Relator da MP dos bingos sinaliza que manterá proibição

O deputado Roberto Magalhães (PTB-PE), relator da Medida Provisória que proíbe o bingo e as máquinas caça-níqueis no país, informou ao presidente da Câmara, João Paulo Cunha, na sexta-feira (12/3), que pretende entregar seu relatório na semana que vem, dentro do prazo, que vai até a quinta-feira (18/3).

Para Magalhães, as únicas possibilidades de devolver os empregos aos funcionários das casas de jogos seria a anulação da MP pelo governo ou sua rejeição pelo Congresso. "O Congresso não tem poder para criar empregos nem para emendar projetos do Executivo que aumentem despesas. O único caminho, então, seria derrubar a MP, coisa que eu acho difícil de acontecer", disse o parlamentar, segundo a Agência Câmara.

O deputado também relatou ao presidente da Câmara as conversas que manteve com representantes da Caixa Econômica Federal, órgão que controla as loterias; com a Associação Brasileira dos Bingos (Abrabin); e com a Força Sindical, que pediu a reabertura dos postos de trabalho fechados em decorrência da MP.

O relator diz que só vai anunciar o teor do seu parecer em plenário, mas já informa que será extenso, porque a matéria é complexa e envolve, além das questões jurídicas e técnicas, aspectos políticos e sociais.

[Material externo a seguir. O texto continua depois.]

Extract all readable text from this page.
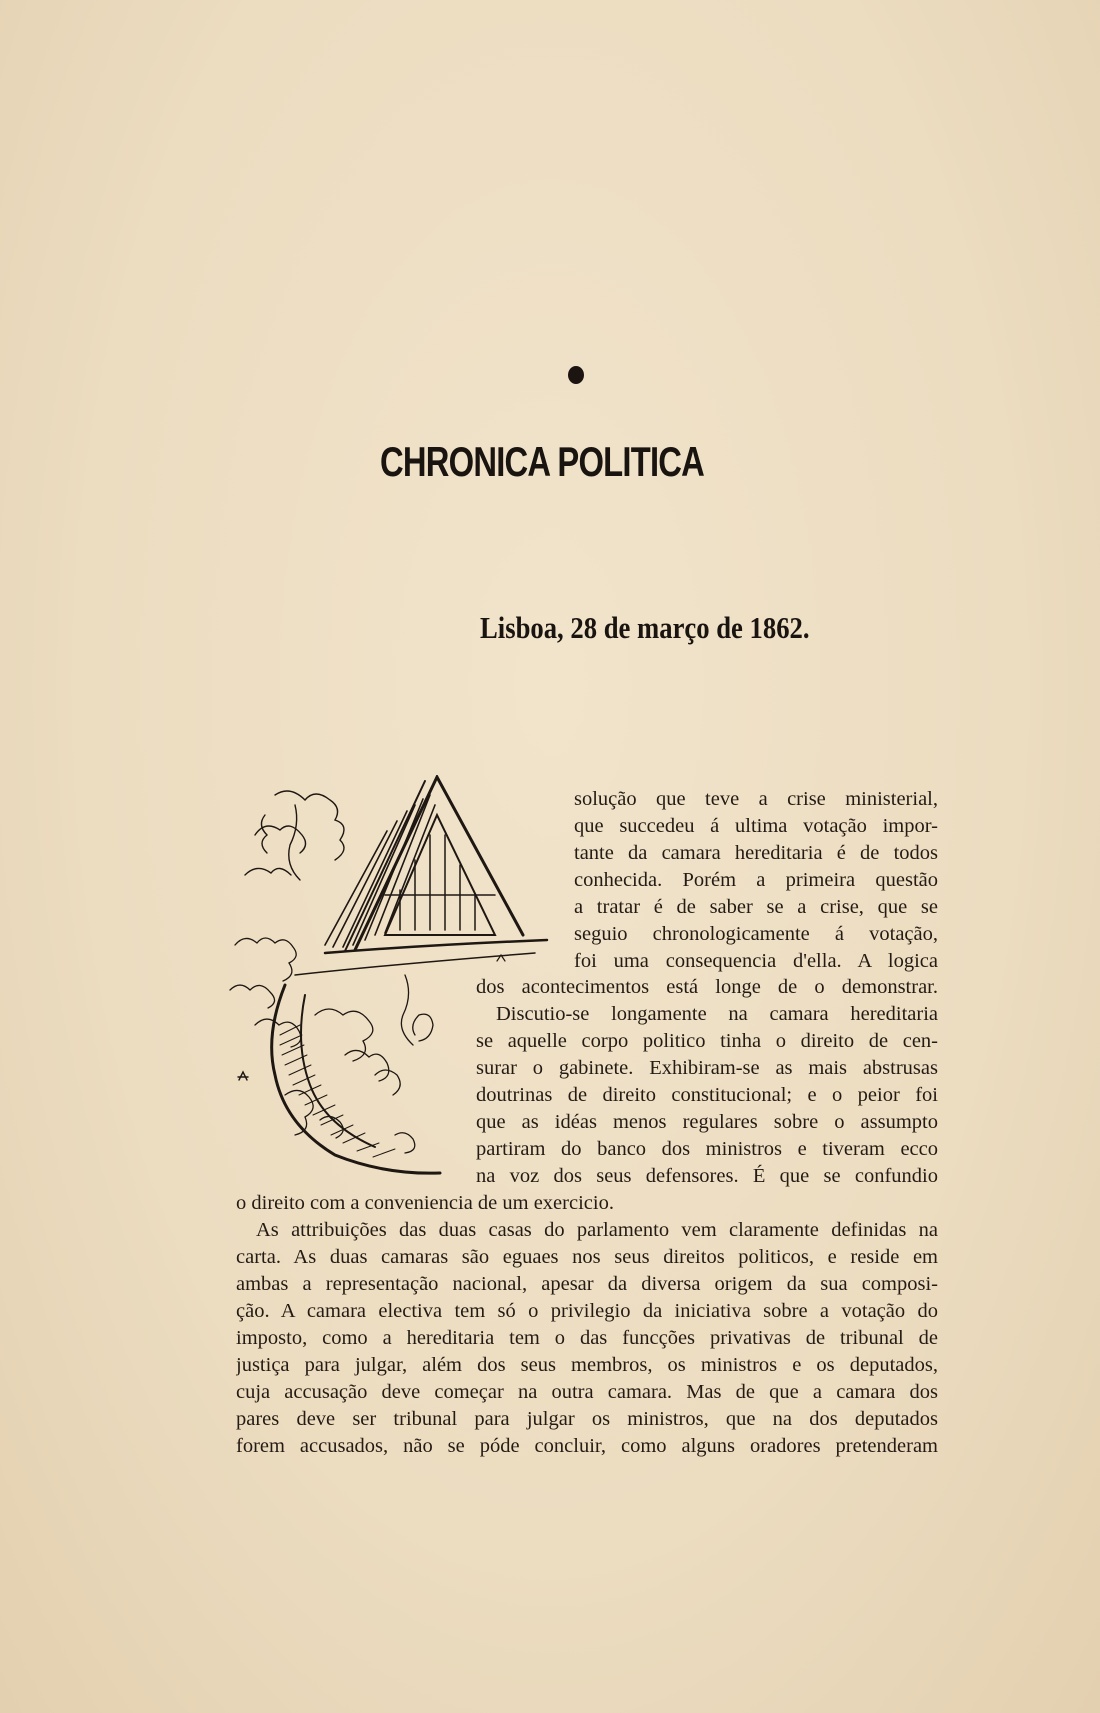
CHRONICA POLITICA
Lisboa, 28 de março de 1862.
solução que teve a crise ministerial,
que succedeu á ultima votação impor-
tante da camara hereditaria é de todos
conhecida. Porém a primeira questão
a tratar é de saber se a crise, que se
seguio chronologicamente á votação,
foi uma consequencia d'ella. A logica
dos acontecimentos está longe de o demonstrar.
Discutio-se longamente na camara hereditaria
se aquelle corpo politico tinha o direito de cen-
surar o gabinete. Exhibiram-se as mais abstrusas
doutrinas de direito constitucional; e o peior foi
que as idéas menos regulares sobre o assumpto
partiram do banco dos ministros e tiveram ecco
na voz dos seus defensores. É que se confundio
o direito com a conveniencia de um exercicio.
As attribuições das duas casas do parlamento vem claramente definidas na
carta. As duas camaras são eguaes nos seus direitos politicos, e reside em
ambas a representação nacional, apesar da diversa origem da sua composi-
ção. A camara electiva tem só o privilegio da iniciativa sobre a votação do
imposto, como a hereditaria tem o das funcções privativas de tribunal de
justiça para julgar, além dos seus membros, os ministros e os deputados,
cuja accusação deve começar na outra camara. Mas de que a camara dos
pares deve ser tribunal para julgar os ministros, que na dos deputados
forem accusados, não se póde concluir, como alguns oradores pretenderam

O deputado Ricardo Barros (PP-PR), que também conversou com os sindicalistas, não acredita que a mobilização dos defensores do bingo dê resultados na Câmara. "Trezentos mil empregos é um número grande, mas não é significativo. A questão é se devemos ou não regulamentar essa atividade, que vinha marginalmente atuando no País".

O líder do PT, deputado Arlindo Chinaglia (SP), reafirma que seu partido vai votar a favor da proibição dos bingos, mesmo que a medida cause desemprego. "Não podemos imaginar o Brasil dependendo de uma atividade econômica que é importante para quem a exerce, mas é pequena frente à dimensão do País. Temos que gerar empregos de outras maneiras", explicou.

Os adversários mais ferrenhos da liberação dos jogos de azar adotam outra linha de raciocínio. Para eles, o argumento do desemprego, levado às últimas consequências, serviria para a legalização do narcotráfico, por exemplo. Já os bingueiros perguntam por que nada se faz contra as loterias oficiais. Afinal, foi nesse capítulo do entretenimento que Waldomiro Diniz, o pivô dessa novela, naufragou.

Nos dois maiores partidos de oposição, a tendência é pela aprovação da proibição, embora o PFL e o PSDB ainda não tenham fechado questão em torno da MP. (Com informações da Agência Câmara)

MP 168/04

Revista Consultor Jurídico, 13 de março de 2004, 15h08

Comentários de leitores

2 comentários

(continuação da mensagem abaixo)... que só não ...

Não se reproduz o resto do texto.